Companies hoping to export nutraceuticals that contain ingredients that are not listed in the schedules will need to apply for pre-approval from the FSSAI – a process which will take at least six months – around three times longer than products that do not contain ingredients not specified in the schedules.
This regulator will then assess the product based on the Food Safety and Standards (Approval of non-specified food and food ingredients) Regulations, 2017.
“On the basis of that, FSSAI either approve or reject the regulations. If it's approved, then it will be permitted to export the product into India,” he said.
The regulations, though operationalised, is still at the draft state and is therefore, not the final notification, he emphasised. This means that stakeholders can still offer comments about the proposed regulations.
“The authorities have operationalised the regulations to facilitate the ease of doing business. We cannot stop the business just because our regulations are not yet operationalised,” he said.
Another area for companies to take note of, is the Recommended Dietary Intake (RDI) of their products.
In year 2021, the FSSAI published the RDA 2020 guidelines for nutraceuticals and the rules will come into force from July this year.
Products that contain RDA levels within the FSSAI’s guidelines can be sold OTC as supplements. However, products which exceed the RDA level will be categorised as drugs and can only be available via doctors’ prescription.
With a large population of vegetarians, helping consumers identify the vegetarian-friendly products is another key aspect of nutraceutical regulations in India.
To differentiate products that are vegetarian and non-vegetarian, products that fall in the former category are represented by a green symbol and the latter by a brown symbol.

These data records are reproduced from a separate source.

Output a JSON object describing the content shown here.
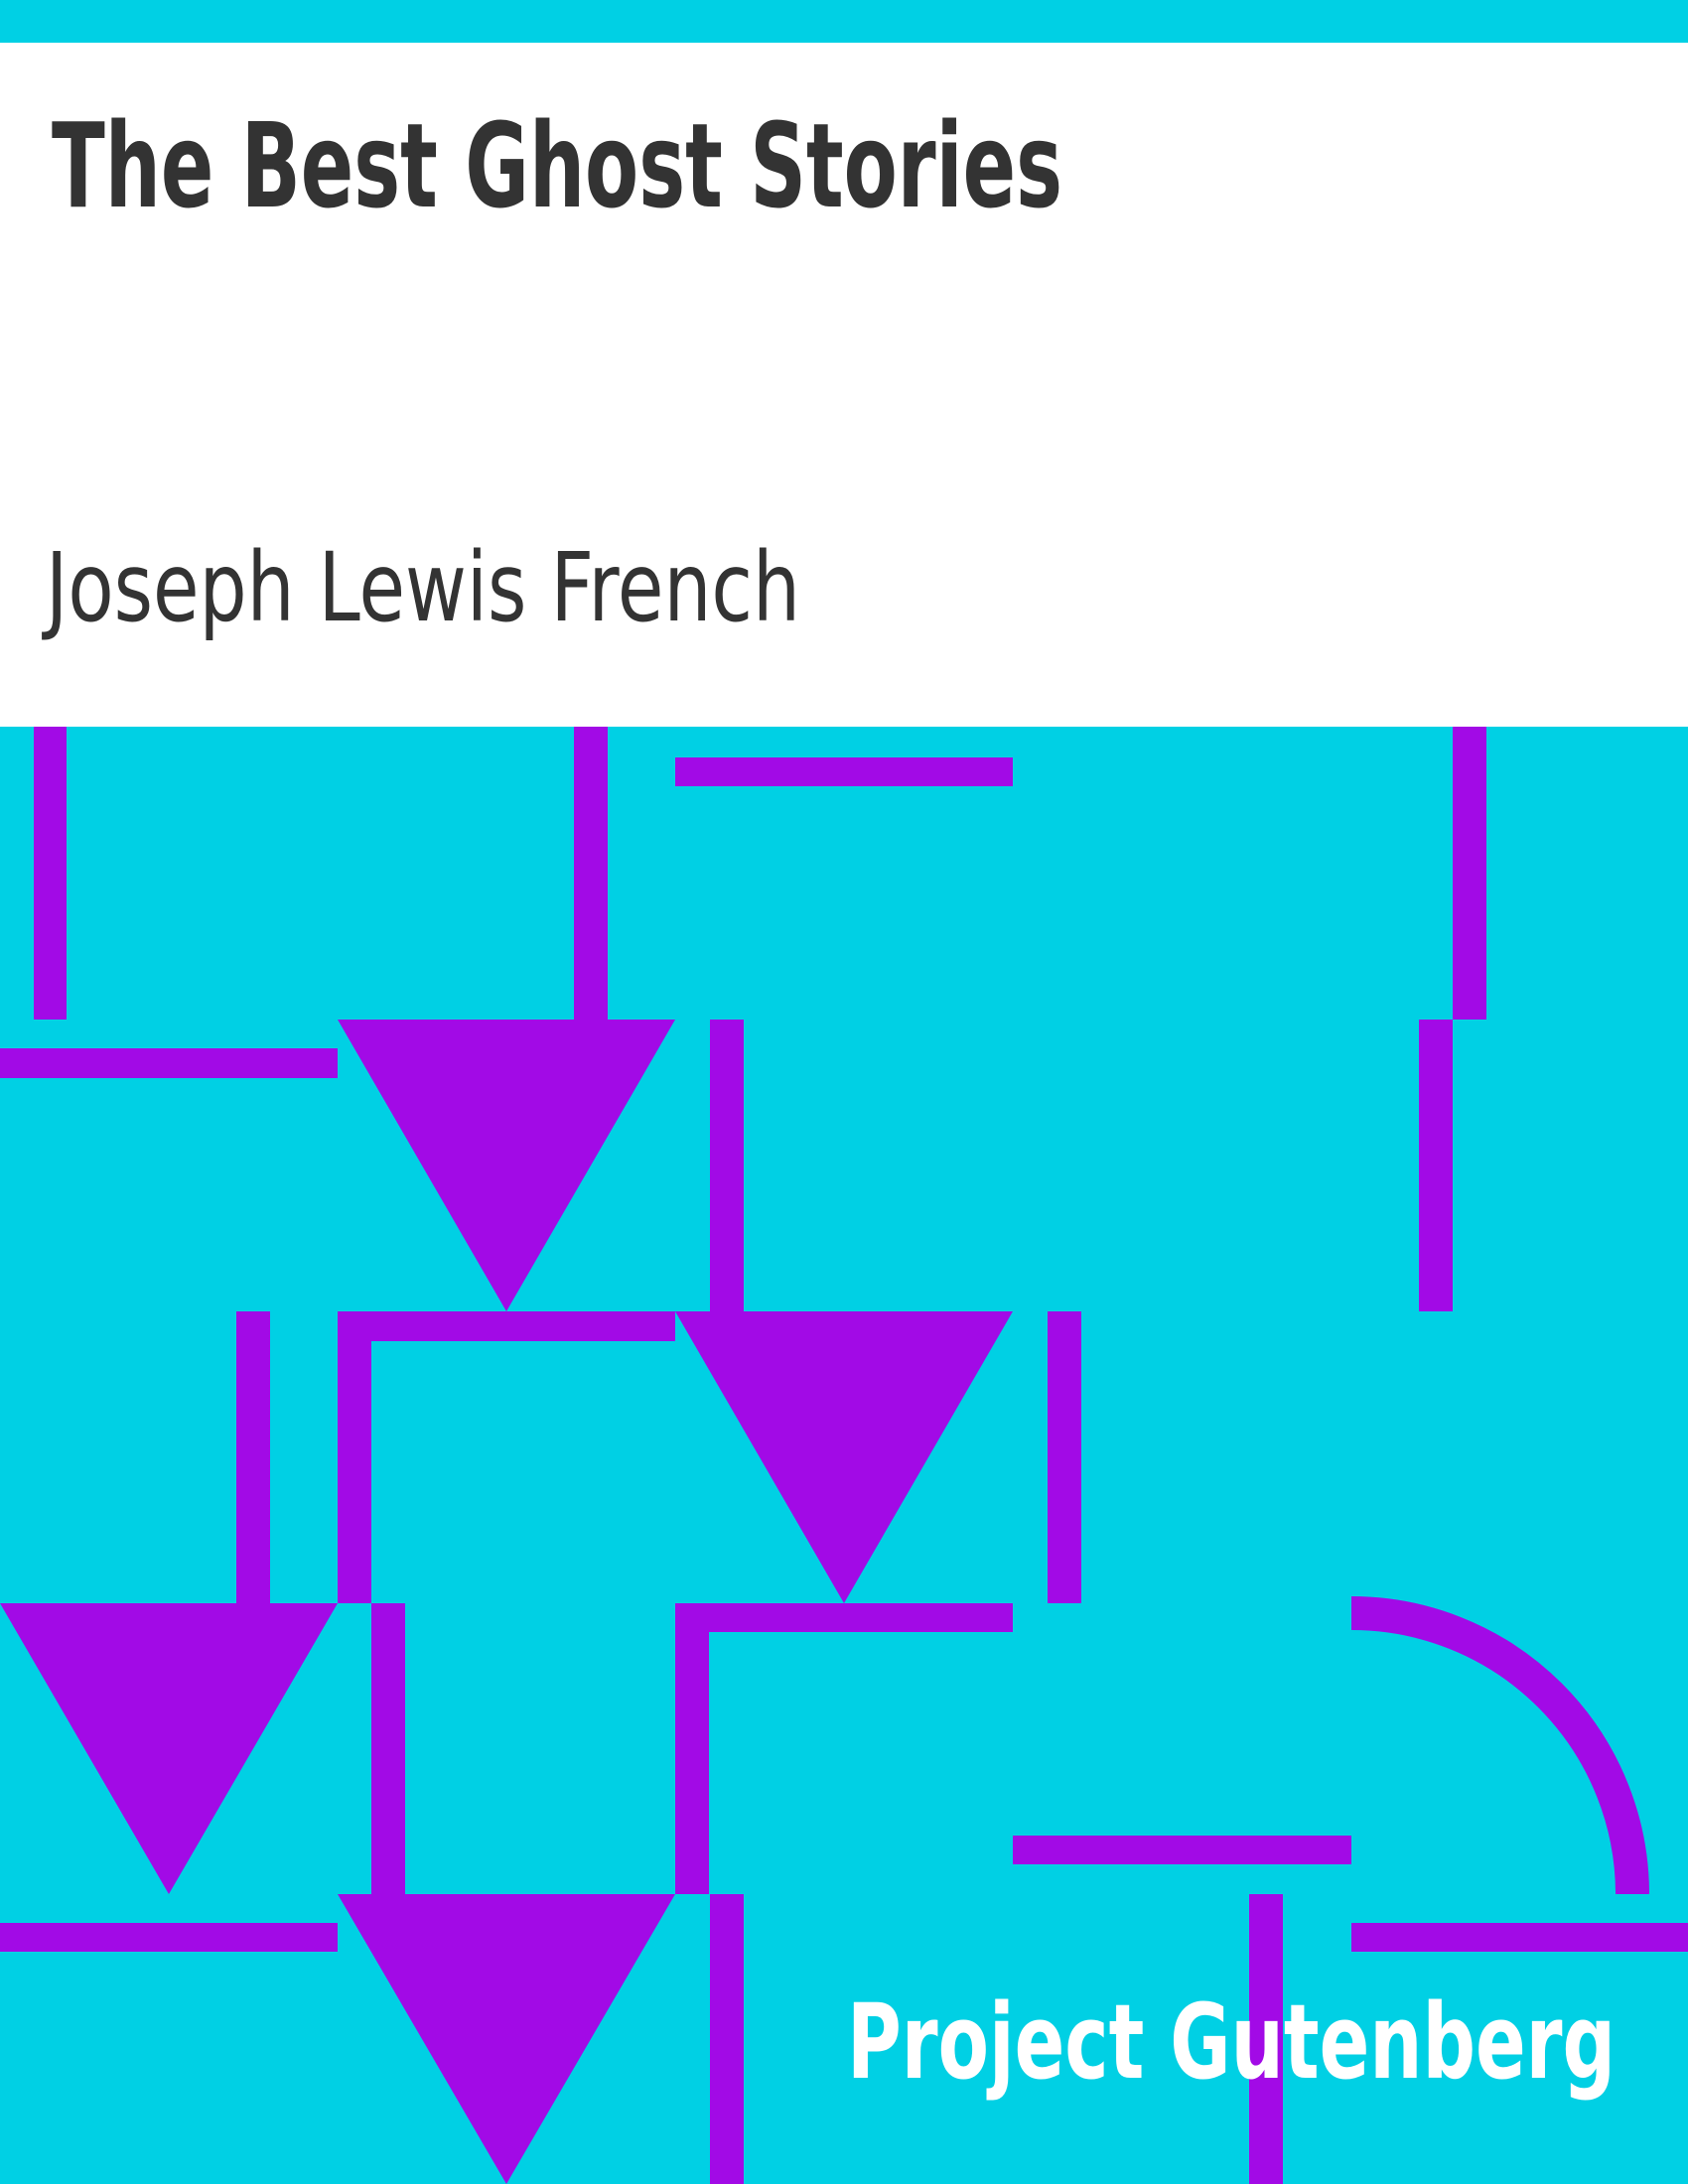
{
  "cover": {
    "title": "The Best Ghost Stories",
    "author": "Joseph Lewis French",
    "publisher": "Project Gutenberg"
  }
}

“Indians are very religious. Around 70 per cent of the Indian population are vegetarians, and so the labelling regulation is very important. The green logo means that all ingredients are from vegetarian sources, while brown means that one or more of the ingredients may contain non-vegetarian sources.”
The regulatory challenges
One of the major regulatory constraints in India, is the approval of novel ingredient used in nutraceuticals.
At the moment, a novel ingredient that is to be exported to India for use in nutraceuticals have to be documented a history of safe use for at least 30 years in the country of origin or 15 years, if the ingredient comes from India.

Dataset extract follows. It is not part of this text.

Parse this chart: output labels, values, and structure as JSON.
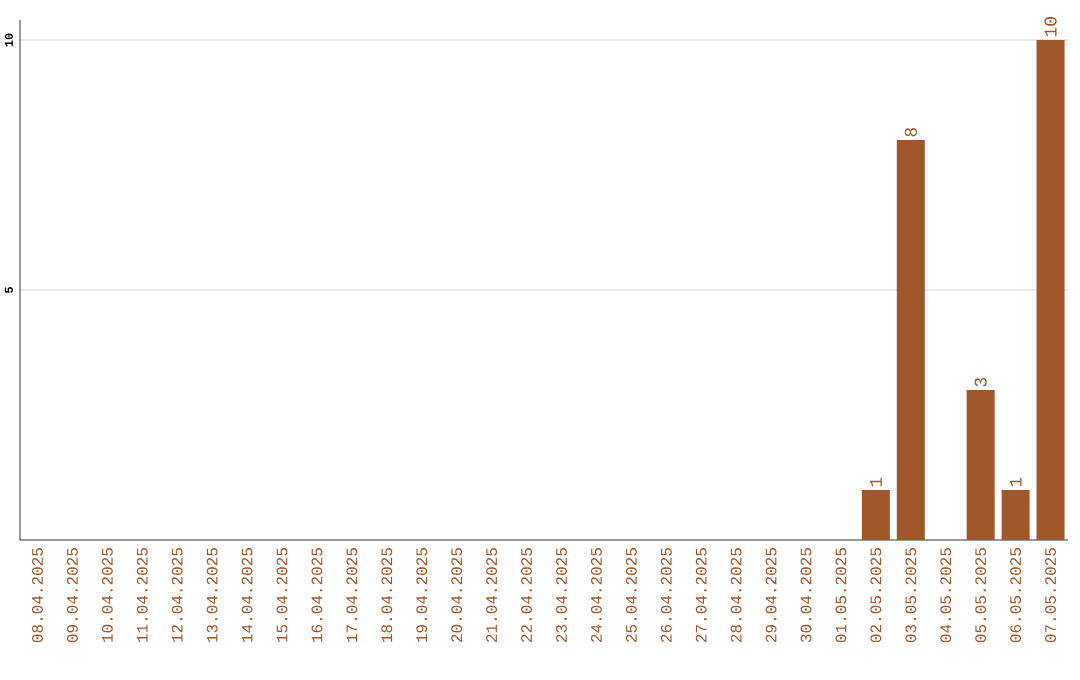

In contrast, new drug registration with the Drugs Controller General of India will take a maximum of four years, which Chakraborty said should be the standard that nutraceuticals should adopt.

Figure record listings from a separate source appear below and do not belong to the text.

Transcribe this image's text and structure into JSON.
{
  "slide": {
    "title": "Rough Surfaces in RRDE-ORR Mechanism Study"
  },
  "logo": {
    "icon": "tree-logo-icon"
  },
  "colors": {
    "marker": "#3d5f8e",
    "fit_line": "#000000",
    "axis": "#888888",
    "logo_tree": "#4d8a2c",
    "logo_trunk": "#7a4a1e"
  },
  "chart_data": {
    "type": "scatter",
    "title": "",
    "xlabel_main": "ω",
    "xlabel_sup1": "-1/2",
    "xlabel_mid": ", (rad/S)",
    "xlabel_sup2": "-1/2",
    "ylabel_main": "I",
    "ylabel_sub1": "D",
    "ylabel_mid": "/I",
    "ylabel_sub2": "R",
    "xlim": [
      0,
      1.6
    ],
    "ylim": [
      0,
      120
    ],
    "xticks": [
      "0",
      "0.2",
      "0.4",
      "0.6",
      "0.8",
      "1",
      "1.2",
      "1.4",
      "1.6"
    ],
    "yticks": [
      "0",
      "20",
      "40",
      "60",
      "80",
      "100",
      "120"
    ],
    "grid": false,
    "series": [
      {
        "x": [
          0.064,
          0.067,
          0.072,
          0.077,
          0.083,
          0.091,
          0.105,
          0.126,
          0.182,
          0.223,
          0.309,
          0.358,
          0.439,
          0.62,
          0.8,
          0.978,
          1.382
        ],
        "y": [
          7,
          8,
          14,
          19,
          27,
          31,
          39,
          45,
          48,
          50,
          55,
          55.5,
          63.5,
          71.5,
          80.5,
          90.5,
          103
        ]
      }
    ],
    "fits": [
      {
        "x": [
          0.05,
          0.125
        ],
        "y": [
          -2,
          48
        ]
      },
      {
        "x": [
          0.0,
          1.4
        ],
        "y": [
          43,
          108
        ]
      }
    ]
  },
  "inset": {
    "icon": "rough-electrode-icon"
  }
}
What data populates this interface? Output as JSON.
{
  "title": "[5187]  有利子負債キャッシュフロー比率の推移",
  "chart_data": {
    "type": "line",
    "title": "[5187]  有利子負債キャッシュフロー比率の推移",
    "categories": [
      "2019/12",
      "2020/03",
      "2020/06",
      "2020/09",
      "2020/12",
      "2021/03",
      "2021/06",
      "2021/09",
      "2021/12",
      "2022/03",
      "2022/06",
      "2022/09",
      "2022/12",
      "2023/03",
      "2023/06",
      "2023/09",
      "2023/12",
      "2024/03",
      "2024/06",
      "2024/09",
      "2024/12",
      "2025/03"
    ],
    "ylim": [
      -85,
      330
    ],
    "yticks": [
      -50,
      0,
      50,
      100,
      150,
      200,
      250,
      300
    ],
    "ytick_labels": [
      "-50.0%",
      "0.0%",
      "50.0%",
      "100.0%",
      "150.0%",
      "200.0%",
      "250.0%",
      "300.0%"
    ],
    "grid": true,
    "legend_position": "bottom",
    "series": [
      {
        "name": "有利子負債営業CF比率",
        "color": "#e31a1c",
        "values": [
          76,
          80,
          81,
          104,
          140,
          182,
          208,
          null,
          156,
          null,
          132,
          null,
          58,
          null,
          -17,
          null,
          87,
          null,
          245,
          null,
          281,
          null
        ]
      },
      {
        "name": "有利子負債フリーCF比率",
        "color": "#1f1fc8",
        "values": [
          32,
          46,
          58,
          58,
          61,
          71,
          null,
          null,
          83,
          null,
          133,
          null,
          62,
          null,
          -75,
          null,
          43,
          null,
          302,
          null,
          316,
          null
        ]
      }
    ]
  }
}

Drugs are more sensitive than food, so if they are only considering four years for drugs, why should FSSAI consider 15 or even 30 years for food? Thirty years is a long time. Most of the nutraceuticals in the world are new.
Thus, he has wrote in to the FSSAI to bring down the requirement to four years, in response to FSSAI’s public consultation of FSS regulations 2022.
On the other hand, he added that although India is a member of the CODEX Alimentarius Commission, the country did not adopt the CODEX guidelines in toto.
“For dietary supplements, FSSAI follow ICMR-NIN (Indian Council of Medical Research – National Institute of Nutrition) guidelines, particularly in case of RDA for vitamins, minerals, amino acids and enzymes which are different in different countries.
“If FSSAI standards are not available, FBOs can follow CODEX standards and other international standards,” he added.
Companies that want to register novel ingredients with the FSSAI will need to provide information such as risk of analysis and toxicity studies.
If the toxicity studies information provided is insufficient, these ingredients will be rejected by the FSSAI, and the list of such ingredients could be found on the website.
Nonetheless, if more toxicity studies on the ingredient is available, companies can still attempt to apply for the novel ingredient status with the FSSAI, Chakraborty said.